Aynı akma mukavemet değerlerine sahip 3 farklı sacın gerilim – gerinim grafikleri Şekil 4.7’de gösterilmiştir. Görüleceği üzere en küçük deformasyon sertleşmesi HSLA’da gözlenmiştir. TRIP sacının başlangıç deformasyon sertleşme değeri DP’den küçüktür, fakat deformasyonun ilerki safharında özellikle kalıntı ösnetin martensite dönüşümü ile TRIP daha yüksek deformasyon sertleşebilirliği gösterirken DP’de düşüş gözlenmektedir

(27)

.

Şekil 4.7: Farklı Malzeme Türlerinin Gerilim - Gerinim grafikleri

Kısaca özetlemek gerekirse, TRIP saclarının deformasyon sertleşebilirliğinin, benzer akma mukavet değerlerine sahip, konvansiyonel yüksek mukavemetli saclara oranla oldukça yüksek olması malzemenin gererek şekil verilebilme ve form verilebilirlik özelliklerinin yüksek olmasını sağlar.

TRIP sacları, martensit oluşum sıcaklığını oda sıcaklığının altına çekerek östenit fazı oluşturabilmek için bileşimlerinde DP saclarına oranla daha fazla karbon içerirler. Silikon ve aluminyum kullanımı ise beynit bölgelerinde çökelti karbürlerin oluşumunu önler.

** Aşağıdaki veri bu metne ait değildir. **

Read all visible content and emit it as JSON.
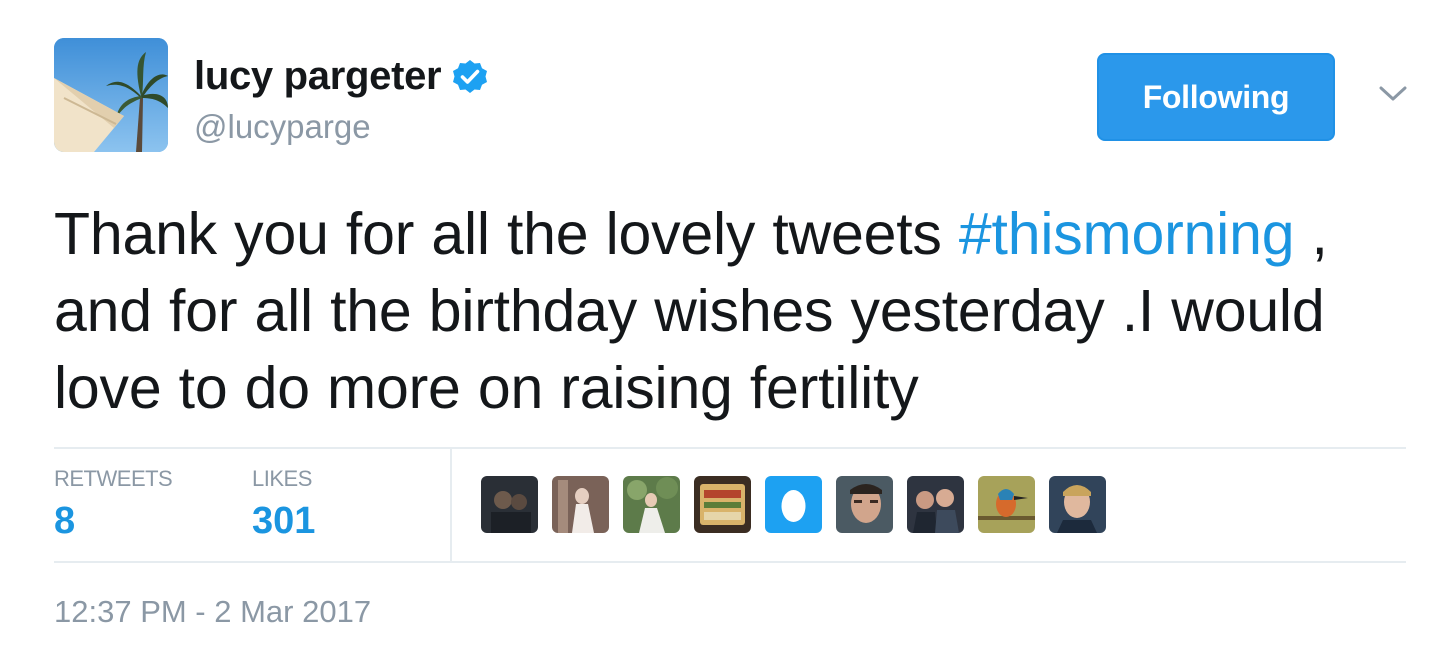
{
  "user": {
    "display_name": "lucy pargeter",
    "handle": "@lucyparge",
    "verified": true,
    "avatar_icon": "avatar-palm-umbrella"
  },
  "follow_button": {
    "label": "Following",
    "color": "#2b98eb"
  },
  "menu": {
    "icon": "chevron-down-icon"
  },
  "tweet": {
    "text_part1": "Thank you for all the lovely tweets ",
    "hashtag": "#thismorning",
    "text_part2": " , and for all the birthday wishes yesterday .I would love to do more on raising fertility"
  },
  "stats": {
    "retweets_label": "RETWEETS",
    "retweets_value": "8",
    "likes_label": "LIKES",
    "likes_value": "301"
  },
  "likers": [
    {
      "icon": "liker-avatar-1"
    },
    {
      "icon": "liker-avatar-2"
    },
    {
      "icon": "liker-avatar-3"
    },
    {
      "icon": "liker-avatar-4"
    },
    {
      "icon": "default-egg-avatar"
    },
    {
      "icon": "liker-avatar-6"
    },
    {
      "icon": "liker-avatar-7"
    },
    {
      "icon": "liker-avatar-kingfisher"
    },
    {
      "icon": "liker-avatar-9"
    }
  ],
  "timestamp": "12:37 PM - 2 Mar 2017",
  "colors": {
    "link_blue": "#1b95e0",
    "muted_gray": "#8b98a5",
    "divider": "#e6ecf0"
  }
}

Kalıntı östenit yapının martensite dönüşümünün deformasyonun (uzamanın) hangi safhasında başlayacağı bileşimdeki karbon oranı ile belirlenir. Düşük karbon oranlarında bu dönüşüm deformasyonun ilk safhalarında başlar ve deformasyon sürdükçe malzemede deformasyon sertleşmesine neden olur. Yüksek karbon oranlarında, kalıntı östenit çok daha stabil yapıdadır, deformasyonun daha ilerki aşamalarında martensite dönüşmeye başlar, form verilmiş parçada dahi martensite dönüşmemiş kalıntı östenit oranları yüksek olabilir.

Bunun amacı kaza anında deforme olan parçanın deformasyon sertleşebilirliğini yükselterek çok yüksek miktarlarda enerji absorbe edebilmesidir. Yüksek karbon seviyesinin en önemli dezavantajı ise kaynak edilebilme yeteneğinin ciddi miktarda düşmesidir fakat kaynak parametreleri üzerinde çalışılarak bu sorun giderilebilir.

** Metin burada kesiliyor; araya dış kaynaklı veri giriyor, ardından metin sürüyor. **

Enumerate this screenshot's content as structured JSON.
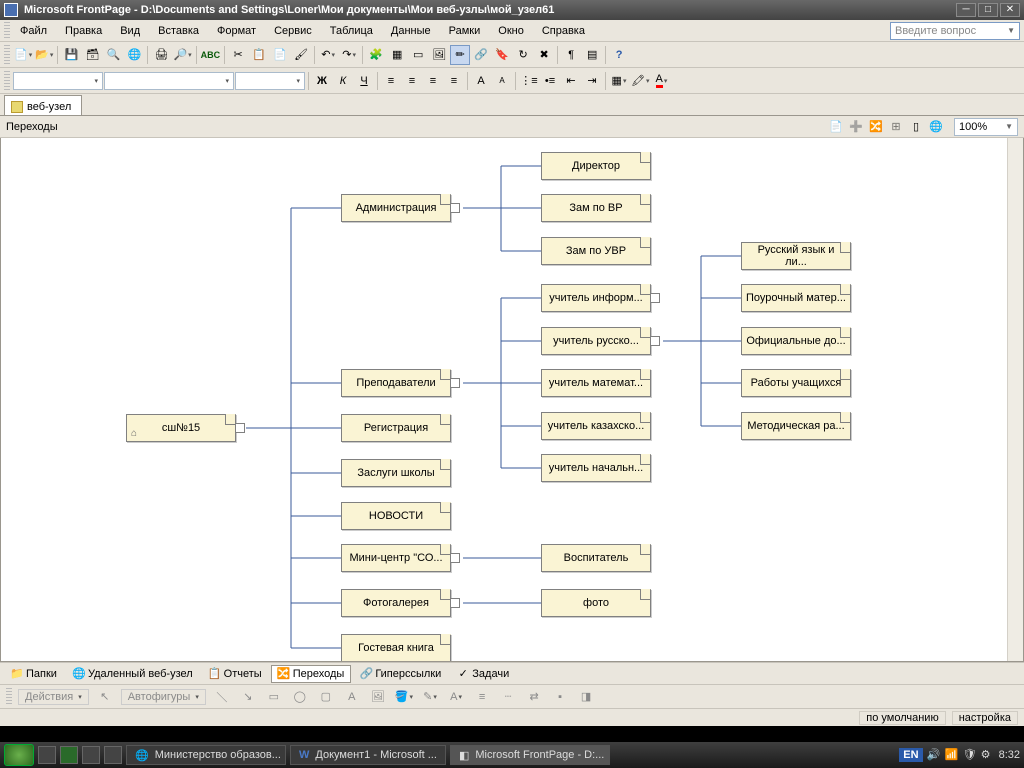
{
  "title": "Microsoft FrontPage - D:\\Documents and Settings\\Loner\\Мои документы\\Мои веб-узлы\\мой_узел61",
  "menus": [
    "Файл",
    "Правка",
    "Вид",
    "Вставка",
    "Формат",
    "Сервис",
    "Таблица",
    "Данные",
    "Рамки",
    "Окно",
    "Справка"
  ],
  "question_placeholder": "Введите вопрос",
  "doc_tab": "веб-узел",
  "subbar_label": "Переходы",
  "zoom": "100%",
  "view_tabs": [
    {
      "label": "Папки",
      "icon": "📁"
    },
    {
      "label": "Удаленный веб-узел",
      "icon": "🌐"
    },
    {
      "label": "Отчеты",
      "icon": "📄"
    },
    {
      "label": "Переходы",
      "icon": "🔀",
      "active": true
    },
    {
      "label": "Гиперссылки",
      "icon": "🔗"
    },
    {
      "label": "Задачи",
      "icon": "✓"
    }
  ],
  "action_bar": {
    "actions": "Действия",
    "autoshapes": "Автофигуры"
  },
  "status": {
    "default": "по умолчанию",
    "setup": "настройка"
  },
  "taskbar": {
    "items": [
      {
        "label": "Министерство образов...",
        "icon": "🌐"
      },
      {
        "label": "Документ1 - Microsoft ...",
        "icon": "W"
      },
      {
        "label": "Microsoft FrontPage - D:...",
        "icon": "◧",
        "active": true
      }
    ],
    "lang": "EN",
    "clock": "8:32"
  },
  "nodes": {
    "root": "сш№15",
    "l1": [
      "Администрация",
      "Преподаватели",
      "Регистрация",
      "Заслуги школы",
      "НОВОСТИ",
      "Мини-центр \"СО...",
      "Фотогалерея",
      "Гостевая книга"
    ],
    "admin_children": [
      "Директор",
      "Зам по ВР",
      "Зам по УВР"
    ],
    "teach_children": [
      "учитель информ...",
      "учитель русско...",
      "учитель математ...",
      "учитель казахско...",
      "учитель начальн..."
    ],
    "mini_children": [
      "Воспитатель"
    ],
    "photo_children": [
      "фото"
    ],
    "rus_children": [
      "Русский язык и ли...",
      "Поурочный матер...",
      "Официальные до...",
      "Работы учащихся",
      "Методическая ра..."
    ]
  }
}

4.9.3. Kompleks Fazlı Saclar (CP Steels)

CP sacları genel olarak TRIP ve DP sacları ile çok daha yüksek mukavemet değerlerine sahip MART sacları arasında bir geçiş pozisyonundadır. CP saclarının yapıları DP ve TRIP saclarına benzerdir,ikincil sert faz oranı daha yüksek ve az oranlarda niobyum, titanyum ve/veya vanadyum içerirler, bu elementler mukavemet artışını sağlayan düzenli çökeltiler oluşumunu sağlarlar. Aynı çekme mukavemetine sahip DP ve TRIP saclarına göre akma mukavemetleri biraz daha yüksektir, bunun sonucu olarak deforme edilebilirlikleri daha az fakat deformasyon sertleşebilirlikleri daha fazladır. Ana kullanım alanları, enerji emme kapasitelerinin çok yüksek olması ve form verilebilirlik değerlerinin sınırlı olması nedeniyle, basit formlu, güvenlik parçalarıdır.

4.9.4. Martensitik Saclar (MART Steels)

MART saclar, sıcak haddeleme veya tavlama sırasında mevcut olan östenit yapının hızlı soğutulması ile çok büyük oranda martensite dönüşmesi ile oluşurlar. Bu yapı genelde çok sert olduğu için ek bir meneviş operasyonundan geçirilerek formverilebilirliği artırılır.

(28)

MART saclarının çekme mukavemet değerleri 2000 MPa’a kadar çıkabilmektedir. Mukavemet seviyeleri bu denli yüksek olmasına rağmen yine de orta seviyede de olsa formverilebilir malzemelerdir, örnek olarak 1500 MPa çekme mukavemet değerine sahip bir MART sacı yaklaşık 4 – 6 % uzama değer seviyelerine ulaşailir.

Bileşime eklenen karbon malzemenin sertleşebilirliğini ve oluşan martensit yapının sertleşmesini sağlar.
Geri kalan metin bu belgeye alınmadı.